The College of Natural Sciences research team, which included ASGPB’s Jennifer Saito, Xuehua Wan and Shaobin Hou published the results in the journal Nature Plants on January 30.

A biodegradable alternative to synthetic materials

Jute fiber

Jute, known as the “golden fiber,” is the world’s second most important natural fiber after cotton, due to its eco-friendly nature, affordability and versatility. The demand for jute fiber is increasing worldwide as biodegradable alternatives to synthetic materials are sought for a range of purposes.

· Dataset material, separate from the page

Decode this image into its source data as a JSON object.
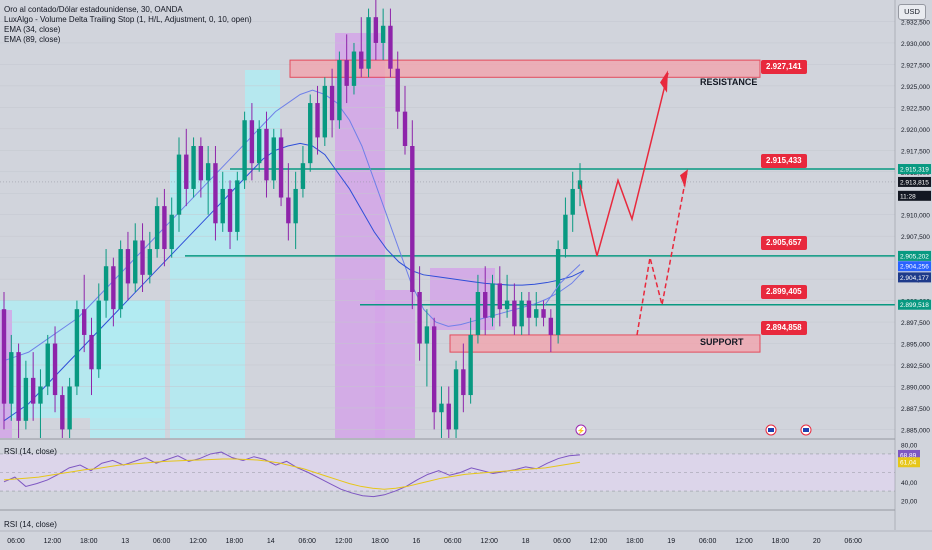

The >400 Mbp genome sequences of both cultivated species, Corchorus olitorius and Corchorus capsularis, will be used in work to improve the plants’ traits, such as fiber quality, yield, disease resistance and salinity tolerance.

Gene expression analysis has provided insight into the molecular basis of fiber formation. Comparison of the genomes is helping identify the genes that control morphological and physiological differences between the two species.

Researchers in the Basic and Applied Research on Jute Project in the Bangladesh Jute Research Institute are functionally characterizing the genomes and working to develop new jute varieties that will also enhance productivity in the industry.